Vice-presidente da Aquarios e também um entusiasta da gibiteca, Lukas Silveira acredita que o espaço é uma vitória para a cena dos quadrinhos no Estado. “As pessoas que estão iniciando vêm aqui, encontram um artista que também está no início, um artista já conceituado e ela transcende essas categorias, conversa com um e com outro, isso incentiva muito”, diz. “Eu acredito que é um grande feito o que a gente conseguiu aqui no Rio Grande do Sul, porque tem muitos quadrinistas bons aqui, que fazem trabalhos até para o exterior e que fazem trabalhos independentes e nacionais muito bem conceituados. Colocar uma gibiteca na Biblioteca Pública do Estado cria uma sinalização de importância desse cenário, para não ser uma coisa muito underground, que está dispersa”.
A dupla destaca que o RS tem uma tradição na produção de quadrinhos que remonta ao menos à década de 1950, mas que ainda assim há grande dificuldades para os artistas entenderem os quadrinhos como uma possibilidade de profissão. Uma das questões que enfrentam é colocar um valor na arte que produzem.
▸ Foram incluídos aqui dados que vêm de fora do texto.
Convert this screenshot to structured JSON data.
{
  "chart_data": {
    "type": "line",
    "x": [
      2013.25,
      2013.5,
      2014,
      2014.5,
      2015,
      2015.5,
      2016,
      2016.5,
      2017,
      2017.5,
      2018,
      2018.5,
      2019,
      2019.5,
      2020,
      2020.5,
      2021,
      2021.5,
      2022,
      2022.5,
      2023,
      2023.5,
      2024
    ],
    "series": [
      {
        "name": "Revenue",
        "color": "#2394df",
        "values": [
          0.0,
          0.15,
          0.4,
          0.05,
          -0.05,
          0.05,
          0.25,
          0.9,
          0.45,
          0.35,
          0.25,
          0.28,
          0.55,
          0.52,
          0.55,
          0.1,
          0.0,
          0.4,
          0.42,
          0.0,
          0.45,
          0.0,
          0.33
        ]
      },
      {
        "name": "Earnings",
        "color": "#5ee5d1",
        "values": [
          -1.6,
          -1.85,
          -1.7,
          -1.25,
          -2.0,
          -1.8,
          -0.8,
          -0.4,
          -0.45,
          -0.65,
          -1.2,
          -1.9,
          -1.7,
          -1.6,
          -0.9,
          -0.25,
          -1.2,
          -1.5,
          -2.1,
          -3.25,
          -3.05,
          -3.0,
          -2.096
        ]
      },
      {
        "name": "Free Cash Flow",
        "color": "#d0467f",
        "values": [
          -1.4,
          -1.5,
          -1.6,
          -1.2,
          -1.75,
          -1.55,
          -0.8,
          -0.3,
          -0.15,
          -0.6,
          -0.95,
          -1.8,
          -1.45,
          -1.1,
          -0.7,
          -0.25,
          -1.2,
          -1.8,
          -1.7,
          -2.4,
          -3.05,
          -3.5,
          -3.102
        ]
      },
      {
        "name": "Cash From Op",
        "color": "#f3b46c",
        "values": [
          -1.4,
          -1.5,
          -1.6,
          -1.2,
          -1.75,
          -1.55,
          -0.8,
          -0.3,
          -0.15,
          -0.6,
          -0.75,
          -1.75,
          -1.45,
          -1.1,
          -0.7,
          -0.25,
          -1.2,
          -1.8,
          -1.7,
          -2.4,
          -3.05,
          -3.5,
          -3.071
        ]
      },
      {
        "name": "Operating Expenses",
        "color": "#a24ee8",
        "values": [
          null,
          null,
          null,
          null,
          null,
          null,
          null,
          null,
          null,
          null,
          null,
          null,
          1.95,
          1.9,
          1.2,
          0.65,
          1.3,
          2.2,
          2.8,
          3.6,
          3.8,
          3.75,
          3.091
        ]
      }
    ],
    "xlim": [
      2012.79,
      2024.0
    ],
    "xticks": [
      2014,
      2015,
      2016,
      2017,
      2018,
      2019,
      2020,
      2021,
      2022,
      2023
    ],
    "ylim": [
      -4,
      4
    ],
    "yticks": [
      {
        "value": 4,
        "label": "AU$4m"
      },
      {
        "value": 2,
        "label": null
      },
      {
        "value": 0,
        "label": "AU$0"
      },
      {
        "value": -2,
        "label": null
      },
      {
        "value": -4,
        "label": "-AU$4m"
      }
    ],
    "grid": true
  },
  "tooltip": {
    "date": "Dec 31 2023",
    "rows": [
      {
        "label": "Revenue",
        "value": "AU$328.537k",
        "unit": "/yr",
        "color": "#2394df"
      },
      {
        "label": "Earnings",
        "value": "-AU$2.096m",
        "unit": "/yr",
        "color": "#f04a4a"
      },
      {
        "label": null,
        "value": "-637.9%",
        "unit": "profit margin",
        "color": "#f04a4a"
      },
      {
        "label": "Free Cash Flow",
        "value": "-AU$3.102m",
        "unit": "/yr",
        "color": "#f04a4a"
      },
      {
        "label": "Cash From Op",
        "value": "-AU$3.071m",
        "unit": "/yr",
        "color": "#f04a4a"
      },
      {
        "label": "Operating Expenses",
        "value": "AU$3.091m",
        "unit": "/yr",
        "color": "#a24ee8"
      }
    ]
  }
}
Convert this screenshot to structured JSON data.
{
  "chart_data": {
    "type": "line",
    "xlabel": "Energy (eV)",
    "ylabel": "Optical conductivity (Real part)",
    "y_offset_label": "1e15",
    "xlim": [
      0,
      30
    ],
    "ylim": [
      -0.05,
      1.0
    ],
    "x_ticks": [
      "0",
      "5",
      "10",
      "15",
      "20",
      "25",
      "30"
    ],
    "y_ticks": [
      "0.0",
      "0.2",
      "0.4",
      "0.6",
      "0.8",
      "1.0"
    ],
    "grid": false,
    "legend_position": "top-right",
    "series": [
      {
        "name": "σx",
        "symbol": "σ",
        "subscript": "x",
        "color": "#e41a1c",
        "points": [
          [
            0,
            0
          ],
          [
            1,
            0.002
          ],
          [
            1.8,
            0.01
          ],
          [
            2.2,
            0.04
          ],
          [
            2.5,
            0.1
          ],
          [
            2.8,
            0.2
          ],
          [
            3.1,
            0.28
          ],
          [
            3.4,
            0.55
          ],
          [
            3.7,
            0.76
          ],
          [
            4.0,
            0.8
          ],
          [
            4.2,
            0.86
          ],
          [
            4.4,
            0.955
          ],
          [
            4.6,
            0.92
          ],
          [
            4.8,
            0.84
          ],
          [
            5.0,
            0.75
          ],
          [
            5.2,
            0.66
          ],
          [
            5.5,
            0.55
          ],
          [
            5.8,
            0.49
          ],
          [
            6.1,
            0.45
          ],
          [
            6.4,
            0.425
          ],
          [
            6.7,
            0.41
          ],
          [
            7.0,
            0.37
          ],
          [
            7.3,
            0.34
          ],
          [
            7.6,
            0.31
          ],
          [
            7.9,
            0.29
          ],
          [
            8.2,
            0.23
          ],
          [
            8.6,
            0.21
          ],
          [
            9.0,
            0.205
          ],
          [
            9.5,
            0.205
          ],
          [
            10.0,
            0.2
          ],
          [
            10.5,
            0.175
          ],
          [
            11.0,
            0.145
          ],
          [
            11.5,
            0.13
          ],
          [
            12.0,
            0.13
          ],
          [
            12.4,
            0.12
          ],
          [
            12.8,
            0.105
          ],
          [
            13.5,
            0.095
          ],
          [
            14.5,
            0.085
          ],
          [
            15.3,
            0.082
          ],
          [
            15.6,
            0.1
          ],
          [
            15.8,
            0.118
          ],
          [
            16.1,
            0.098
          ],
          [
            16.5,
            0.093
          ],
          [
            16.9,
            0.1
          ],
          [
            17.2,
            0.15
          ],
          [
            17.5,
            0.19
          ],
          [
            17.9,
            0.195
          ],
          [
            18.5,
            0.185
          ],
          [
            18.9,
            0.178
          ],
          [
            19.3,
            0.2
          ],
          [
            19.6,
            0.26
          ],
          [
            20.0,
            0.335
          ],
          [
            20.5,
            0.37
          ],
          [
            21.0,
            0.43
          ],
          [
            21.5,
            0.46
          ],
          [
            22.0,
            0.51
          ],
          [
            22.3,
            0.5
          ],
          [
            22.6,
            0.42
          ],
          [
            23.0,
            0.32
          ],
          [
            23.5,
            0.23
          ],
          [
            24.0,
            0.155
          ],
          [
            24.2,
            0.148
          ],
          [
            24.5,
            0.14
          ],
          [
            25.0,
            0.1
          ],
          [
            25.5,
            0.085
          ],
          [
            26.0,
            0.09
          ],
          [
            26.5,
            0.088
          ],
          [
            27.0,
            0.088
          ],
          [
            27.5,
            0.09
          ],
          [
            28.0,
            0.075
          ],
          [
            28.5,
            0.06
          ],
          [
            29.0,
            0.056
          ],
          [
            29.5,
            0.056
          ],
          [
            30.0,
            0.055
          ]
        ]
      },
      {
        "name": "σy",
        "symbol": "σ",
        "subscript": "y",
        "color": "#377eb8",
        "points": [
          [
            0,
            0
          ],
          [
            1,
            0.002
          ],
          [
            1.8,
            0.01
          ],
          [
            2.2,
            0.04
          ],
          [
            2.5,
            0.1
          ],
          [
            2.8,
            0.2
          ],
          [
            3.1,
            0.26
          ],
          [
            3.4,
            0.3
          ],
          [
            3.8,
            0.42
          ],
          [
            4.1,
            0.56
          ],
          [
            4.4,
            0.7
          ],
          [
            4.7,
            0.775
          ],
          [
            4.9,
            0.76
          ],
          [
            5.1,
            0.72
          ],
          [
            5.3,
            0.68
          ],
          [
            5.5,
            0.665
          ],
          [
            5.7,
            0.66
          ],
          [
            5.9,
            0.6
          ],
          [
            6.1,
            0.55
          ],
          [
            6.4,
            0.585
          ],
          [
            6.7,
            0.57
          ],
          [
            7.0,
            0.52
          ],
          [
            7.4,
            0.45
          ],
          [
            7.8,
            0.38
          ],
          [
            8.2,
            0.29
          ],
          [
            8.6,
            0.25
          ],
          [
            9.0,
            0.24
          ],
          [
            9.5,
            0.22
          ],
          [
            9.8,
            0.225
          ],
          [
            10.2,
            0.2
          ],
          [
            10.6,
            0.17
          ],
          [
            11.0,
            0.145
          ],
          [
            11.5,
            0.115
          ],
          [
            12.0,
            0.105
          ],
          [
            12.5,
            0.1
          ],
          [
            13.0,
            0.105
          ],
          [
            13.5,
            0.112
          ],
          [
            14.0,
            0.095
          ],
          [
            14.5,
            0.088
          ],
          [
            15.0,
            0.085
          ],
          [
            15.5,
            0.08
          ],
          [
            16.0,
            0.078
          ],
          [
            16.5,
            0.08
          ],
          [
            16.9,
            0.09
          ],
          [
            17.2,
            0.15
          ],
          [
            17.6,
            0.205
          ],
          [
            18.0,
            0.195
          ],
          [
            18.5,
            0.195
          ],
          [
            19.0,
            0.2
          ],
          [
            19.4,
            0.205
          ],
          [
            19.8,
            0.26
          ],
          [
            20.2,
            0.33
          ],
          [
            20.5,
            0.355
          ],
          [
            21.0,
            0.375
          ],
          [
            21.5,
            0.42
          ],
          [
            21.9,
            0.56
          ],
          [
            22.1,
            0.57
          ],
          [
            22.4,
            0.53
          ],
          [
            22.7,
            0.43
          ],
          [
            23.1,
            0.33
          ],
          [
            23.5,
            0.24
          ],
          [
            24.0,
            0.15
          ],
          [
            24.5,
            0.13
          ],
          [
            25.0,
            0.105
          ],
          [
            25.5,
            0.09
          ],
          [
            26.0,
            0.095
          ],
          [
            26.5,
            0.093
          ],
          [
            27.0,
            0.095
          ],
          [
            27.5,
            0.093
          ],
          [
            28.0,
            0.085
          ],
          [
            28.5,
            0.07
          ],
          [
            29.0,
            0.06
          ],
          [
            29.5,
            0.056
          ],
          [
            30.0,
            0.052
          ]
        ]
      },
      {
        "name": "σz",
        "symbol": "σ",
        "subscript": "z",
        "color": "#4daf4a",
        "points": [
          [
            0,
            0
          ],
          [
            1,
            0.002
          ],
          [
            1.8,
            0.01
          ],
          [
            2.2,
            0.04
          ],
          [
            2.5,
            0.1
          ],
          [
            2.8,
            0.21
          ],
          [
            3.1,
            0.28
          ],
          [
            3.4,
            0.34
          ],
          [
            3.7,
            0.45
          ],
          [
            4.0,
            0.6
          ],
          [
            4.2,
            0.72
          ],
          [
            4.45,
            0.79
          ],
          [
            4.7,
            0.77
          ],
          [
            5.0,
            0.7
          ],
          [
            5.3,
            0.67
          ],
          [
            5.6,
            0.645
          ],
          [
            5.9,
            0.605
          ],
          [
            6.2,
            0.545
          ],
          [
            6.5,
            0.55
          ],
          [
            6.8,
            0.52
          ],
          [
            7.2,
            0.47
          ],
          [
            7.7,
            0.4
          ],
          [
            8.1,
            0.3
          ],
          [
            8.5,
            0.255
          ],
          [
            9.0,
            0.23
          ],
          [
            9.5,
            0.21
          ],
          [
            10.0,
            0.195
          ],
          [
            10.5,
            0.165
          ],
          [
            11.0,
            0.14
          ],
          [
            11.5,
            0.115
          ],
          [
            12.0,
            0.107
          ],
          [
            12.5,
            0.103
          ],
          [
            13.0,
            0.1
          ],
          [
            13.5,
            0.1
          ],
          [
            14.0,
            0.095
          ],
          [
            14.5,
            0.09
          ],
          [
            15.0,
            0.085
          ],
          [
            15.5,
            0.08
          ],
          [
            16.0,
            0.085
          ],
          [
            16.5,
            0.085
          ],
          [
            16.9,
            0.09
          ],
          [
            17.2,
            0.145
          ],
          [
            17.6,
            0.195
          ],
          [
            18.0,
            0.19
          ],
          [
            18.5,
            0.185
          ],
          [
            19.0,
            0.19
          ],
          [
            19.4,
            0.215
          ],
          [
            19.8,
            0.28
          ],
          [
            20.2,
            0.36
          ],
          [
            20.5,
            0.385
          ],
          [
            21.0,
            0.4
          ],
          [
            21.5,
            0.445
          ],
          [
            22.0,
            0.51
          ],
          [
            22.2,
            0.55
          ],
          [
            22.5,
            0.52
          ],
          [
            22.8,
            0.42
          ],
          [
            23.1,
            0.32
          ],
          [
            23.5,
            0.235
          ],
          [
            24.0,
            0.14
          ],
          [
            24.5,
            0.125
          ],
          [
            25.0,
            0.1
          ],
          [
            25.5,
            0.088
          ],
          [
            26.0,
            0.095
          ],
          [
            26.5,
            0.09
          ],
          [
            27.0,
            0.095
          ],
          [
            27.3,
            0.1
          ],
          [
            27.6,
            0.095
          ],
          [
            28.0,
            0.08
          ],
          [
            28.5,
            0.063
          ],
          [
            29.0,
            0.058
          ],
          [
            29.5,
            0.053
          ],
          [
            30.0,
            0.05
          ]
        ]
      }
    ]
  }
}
“É complicado também para a gente estabelecer valores, porque é uma coisa bem fora do contexto das pessoas. Elas não entendem quanto de trabalho, quanto de demanda de trabalho, de tempo, isso rende. Tanto pelo fato de que é pensado como uma coisa marginal, como uma coisa infantil, talvez uma baixa cultura”, diz Guilherme. “Uma pessoa chega para ti e diz: ‘eu queria que tu fizesse uma história sobre tal coisa’. Tu já tem roteiro? Não, precisa fazer tudo. Então, tu vai elaborar desde a ideia concepção, vai fazer toda a pesquisa, vai fazer todo o roteiro, toda a narrativa, o rascunho, o lápis, a arte final, a cor. É um trabalho que não é valorizado. Só que o que a gente percebe, como amamos muito fazer história em quadrinho, gostamos muito dessa narrativa, a gente acaba fazendo por amor. Tudo bem, pode fazer por amor também, mas o profissional também precisa ser valorizado”, complementa Lukas.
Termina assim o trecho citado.